このような実施形態によっても、分析装置Bの複雑化や汚染を回避しつつ、適切に分析を行うことが可能である。
図16は、本発明の第4実施形態に基づく分析用具を示している。本実施形態の分析用具A4は、筒状導体部81,85の構成が上述した分析用具A1と異なっている。本実施形態においては、筒状導体部81,85は、第1ユニット11に設けられている。これに対応して、筒状導体部81,85を収容する電極用凹部82,86も、第1ユニット11に形成されている。第1ユニット11のうち筒状導体部81,85の図中上方には、開口部が設けられており、第2ユニット12の貫通孔(あるいは流路)に繋がっている。
このような実施形態によっても、分析装置Bの複雑化や汚染を回避しつつ、適切に分析を行うことが可能である。
本発明に係る分析用具および分析システムは、上述した実施形態に限定されるものではない。

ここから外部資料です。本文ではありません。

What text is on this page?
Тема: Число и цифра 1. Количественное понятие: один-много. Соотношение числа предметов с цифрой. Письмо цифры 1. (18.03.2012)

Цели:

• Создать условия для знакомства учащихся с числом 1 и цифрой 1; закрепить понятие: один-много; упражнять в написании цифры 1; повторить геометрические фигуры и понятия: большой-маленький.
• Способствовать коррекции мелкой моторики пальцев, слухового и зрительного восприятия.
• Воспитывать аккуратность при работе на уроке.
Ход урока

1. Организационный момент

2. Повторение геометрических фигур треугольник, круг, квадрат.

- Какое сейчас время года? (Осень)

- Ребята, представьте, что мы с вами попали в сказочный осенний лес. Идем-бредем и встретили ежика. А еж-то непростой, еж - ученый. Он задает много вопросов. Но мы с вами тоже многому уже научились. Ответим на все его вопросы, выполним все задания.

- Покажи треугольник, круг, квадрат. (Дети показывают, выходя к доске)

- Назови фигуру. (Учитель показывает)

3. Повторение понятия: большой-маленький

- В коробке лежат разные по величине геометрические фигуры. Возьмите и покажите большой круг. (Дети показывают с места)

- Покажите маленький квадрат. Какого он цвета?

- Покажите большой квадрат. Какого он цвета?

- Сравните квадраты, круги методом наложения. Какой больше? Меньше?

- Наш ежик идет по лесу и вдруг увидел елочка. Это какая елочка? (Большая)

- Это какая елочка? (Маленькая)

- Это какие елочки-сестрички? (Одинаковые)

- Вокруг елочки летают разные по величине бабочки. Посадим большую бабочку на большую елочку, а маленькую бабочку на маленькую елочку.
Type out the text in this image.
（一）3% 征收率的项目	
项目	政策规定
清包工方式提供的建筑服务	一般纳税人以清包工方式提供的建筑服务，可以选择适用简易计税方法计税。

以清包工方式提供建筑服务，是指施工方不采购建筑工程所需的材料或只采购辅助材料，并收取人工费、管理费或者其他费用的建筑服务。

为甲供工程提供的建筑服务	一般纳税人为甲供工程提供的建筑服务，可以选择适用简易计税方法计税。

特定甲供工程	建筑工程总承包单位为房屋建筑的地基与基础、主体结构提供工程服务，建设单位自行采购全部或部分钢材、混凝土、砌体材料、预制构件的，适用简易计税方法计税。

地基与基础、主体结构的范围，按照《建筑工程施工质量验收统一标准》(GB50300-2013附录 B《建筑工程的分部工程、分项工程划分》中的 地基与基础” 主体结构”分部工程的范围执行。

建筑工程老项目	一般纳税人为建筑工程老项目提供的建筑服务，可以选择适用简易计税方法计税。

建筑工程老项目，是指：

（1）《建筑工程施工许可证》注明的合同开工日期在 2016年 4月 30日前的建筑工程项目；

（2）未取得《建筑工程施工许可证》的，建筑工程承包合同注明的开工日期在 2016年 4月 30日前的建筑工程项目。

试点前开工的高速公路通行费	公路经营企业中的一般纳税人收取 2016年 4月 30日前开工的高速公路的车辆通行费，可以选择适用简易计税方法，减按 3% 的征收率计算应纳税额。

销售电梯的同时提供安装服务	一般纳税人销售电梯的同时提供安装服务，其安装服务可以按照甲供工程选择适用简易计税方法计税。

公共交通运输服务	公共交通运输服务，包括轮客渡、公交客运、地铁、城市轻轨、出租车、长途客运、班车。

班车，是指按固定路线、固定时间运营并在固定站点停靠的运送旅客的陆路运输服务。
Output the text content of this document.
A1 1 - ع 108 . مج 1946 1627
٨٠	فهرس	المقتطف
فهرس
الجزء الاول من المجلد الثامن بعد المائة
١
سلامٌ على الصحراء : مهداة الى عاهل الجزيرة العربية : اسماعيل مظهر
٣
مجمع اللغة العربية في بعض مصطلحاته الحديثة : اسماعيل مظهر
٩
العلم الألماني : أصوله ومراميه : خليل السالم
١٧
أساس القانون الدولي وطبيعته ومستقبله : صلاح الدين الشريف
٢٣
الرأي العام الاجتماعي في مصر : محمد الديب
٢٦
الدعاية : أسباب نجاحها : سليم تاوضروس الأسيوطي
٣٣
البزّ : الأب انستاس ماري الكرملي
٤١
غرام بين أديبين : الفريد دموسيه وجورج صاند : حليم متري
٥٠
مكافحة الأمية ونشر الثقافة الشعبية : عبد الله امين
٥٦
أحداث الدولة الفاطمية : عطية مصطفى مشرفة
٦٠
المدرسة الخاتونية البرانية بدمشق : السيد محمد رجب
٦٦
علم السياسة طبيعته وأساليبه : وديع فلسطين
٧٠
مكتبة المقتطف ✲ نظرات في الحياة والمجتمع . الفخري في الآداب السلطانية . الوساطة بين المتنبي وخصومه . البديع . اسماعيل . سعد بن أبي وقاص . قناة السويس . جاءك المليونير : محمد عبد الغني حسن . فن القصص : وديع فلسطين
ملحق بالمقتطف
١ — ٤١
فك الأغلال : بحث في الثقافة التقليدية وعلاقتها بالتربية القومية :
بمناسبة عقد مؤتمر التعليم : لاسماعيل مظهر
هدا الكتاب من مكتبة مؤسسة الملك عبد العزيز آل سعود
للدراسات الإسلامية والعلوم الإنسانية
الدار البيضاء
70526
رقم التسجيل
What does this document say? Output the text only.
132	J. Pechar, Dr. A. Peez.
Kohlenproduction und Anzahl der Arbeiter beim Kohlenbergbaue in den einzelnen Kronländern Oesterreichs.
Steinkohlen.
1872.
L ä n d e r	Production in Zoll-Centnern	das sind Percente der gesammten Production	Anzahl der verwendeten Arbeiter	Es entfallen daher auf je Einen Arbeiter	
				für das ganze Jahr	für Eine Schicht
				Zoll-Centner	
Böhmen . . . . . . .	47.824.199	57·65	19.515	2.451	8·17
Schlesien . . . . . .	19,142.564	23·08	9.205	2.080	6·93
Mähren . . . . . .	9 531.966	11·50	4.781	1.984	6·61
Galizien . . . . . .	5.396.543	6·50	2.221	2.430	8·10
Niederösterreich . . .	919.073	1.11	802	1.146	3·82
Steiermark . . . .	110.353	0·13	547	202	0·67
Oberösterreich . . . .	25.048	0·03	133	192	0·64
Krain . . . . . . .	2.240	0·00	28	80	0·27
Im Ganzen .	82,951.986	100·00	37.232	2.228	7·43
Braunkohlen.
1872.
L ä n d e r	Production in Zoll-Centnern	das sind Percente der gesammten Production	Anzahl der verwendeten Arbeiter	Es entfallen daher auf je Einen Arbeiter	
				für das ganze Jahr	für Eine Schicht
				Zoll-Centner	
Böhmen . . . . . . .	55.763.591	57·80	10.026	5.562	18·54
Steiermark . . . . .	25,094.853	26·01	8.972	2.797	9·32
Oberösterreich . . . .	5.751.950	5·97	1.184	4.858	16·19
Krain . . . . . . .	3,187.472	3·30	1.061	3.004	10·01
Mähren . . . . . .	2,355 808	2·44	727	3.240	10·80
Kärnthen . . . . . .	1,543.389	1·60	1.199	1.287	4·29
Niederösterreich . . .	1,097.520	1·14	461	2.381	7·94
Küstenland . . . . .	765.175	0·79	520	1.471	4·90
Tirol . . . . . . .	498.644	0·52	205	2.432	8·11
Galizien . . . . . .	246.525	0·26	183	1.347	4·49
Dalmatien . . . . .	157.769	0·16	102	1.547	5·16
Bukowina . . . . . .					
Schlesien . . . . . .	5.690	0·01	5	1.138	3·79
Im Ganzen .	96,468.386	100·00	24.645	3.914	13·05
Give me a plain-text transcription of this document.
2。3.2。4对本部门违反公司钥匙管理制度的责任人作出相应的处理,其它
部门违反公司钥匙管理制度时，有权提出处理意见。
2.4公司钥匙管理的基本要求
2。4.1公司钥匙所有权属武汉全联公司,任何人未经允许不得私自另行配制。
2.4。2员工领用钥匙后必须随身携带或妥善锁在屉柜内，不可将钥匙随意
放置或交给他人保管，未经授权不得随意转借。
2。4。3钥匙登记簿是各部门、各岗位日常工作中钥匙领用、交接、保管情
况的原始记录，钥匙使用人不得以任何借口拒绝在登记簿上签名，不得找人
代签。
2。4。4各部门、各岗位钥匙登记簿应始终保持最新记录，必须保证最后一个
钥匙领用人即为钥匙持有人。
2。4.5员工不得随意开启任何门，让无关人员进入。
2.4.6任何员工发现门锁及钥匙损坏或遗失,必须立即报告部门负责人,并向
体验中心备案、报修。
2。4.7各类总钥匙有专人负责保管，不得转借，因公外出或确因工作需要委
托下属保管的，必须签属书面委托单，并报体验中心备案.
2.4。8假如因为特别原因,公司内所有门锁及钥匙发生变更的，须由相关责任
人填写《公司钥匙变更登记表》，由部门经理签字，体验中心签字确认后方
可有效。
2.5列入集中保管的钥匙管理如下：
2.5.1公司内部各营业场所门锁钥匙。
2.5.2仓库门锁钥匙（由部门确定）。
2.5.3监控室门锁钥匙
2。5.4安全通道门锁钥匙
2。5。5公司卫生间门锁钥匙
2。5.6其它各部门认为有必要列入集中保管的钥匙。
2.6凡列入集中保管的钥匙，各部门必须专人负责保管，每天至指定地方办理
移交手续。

本発明に係る分析用具および分析システムの各部の具体的な構成は、種々に設計変更自在である。
C 分析システム
A1〜A4 分析用具
21,22 連絡流路
11 第1ユニット
111 第1上基材
112 第1下基材
31 連結部
41 試料採取部
42 導入流路
43 分析部
44 導入流路
51 入射凹部
52 出射凹部
32〜34 連結部
12 第2ユニット
121 第2基材
122 貫通孔
71 希釈液槽
72 密閉部材
73 密閉部材
61 連結部
75 泳動液槽
76 密閉部材
77 密閉部材
62 連結部
81 筒状導体部
811 電圧印加流路
812 外面
82 電極用凹部
63 連結部
85 筒状導体部
851 電圧印加流路
852 外面
86 電極用凹部
64 連結部
B 分析装置
91,92 電極
93 発光部
94 受光部
95 圧力ノズル
96 圧力ノズル
97 ポンプ
98 制御部
Sa 試料
Sm 希釈試料
Ld 希釈液
Lm 泳動液

Claims (10)

  1. 試料の分析に用いられる分析用具であって、
    分析が行われる分析部を有する第1ユニットと、
    前記第1ユニットと連結可能であり、所定回数の分析に用いられる分量の特定液体が封入された特定液体槽を有する第2ユニットと、を備えており、
    前記第1ユニットと前記第2ユニットとが連結された連結状態において、前記第1ユニットの一部のみ、前記第2ユニットの一部のみ、前記第1ユニットの一部および前記第2ユニットの一部のみ、のいずれかによって形成された、前記特定液体を前記特定液体槽から前記第1ユニットへと導入する連絡流路が形成される、分析用具。
  2. 前記第2ユニットは、前記特定液体槽を密閉する密閉部材を有しており、
    前記第1ユニットおよび前記第2ユニットが連結される際に、前記密閉部材の開封と前記連絡流路の形成とがなされる、請求項1に記載の分析用具。
  3. 前記第1ユニットは、前記第2ユニットから分離した分離状態において、前記試料を採取する試料採取部を有する、請求項1または2に記載の分析用具。
  4. 前記試料採取部は、毛細管力を用いて前記試料を採取する、請求項3に記載の分析用具。
  5. ディスポーザブルタイプの分析用具として用いられる、請求項1ないし4のいずれかに記載の分析用具。
  6. 電気泳動法による分析に用いられ、
    前記分析部は、キャピラリー管である、請求項1ないし5のいずれかに記載の分析用具。
  7. 筒状導体部を更に備えており、
    前記筒状導体部の内面は、充填された液体に電圧を印加するための電圧印加流路を構成しており、
    前記筒状導体部の外面は、外部に露出している、請求項6に記載の分析用具。
  8. 前記筒状導体部は、前記第2ユニットに形成されている、請求項7に記載の分析用具。
  9. 請求項1ないし8のいずれかに記載の分析用具と、
    前記分析用具が装填される分析装置と、
    を備える、分析システム。
  10. 前記分析装置は、前記連絡流路に前記特定液体を流すことを含む液体の流動を実現するための圧力制御を行う、請求項9に記載の分析システム。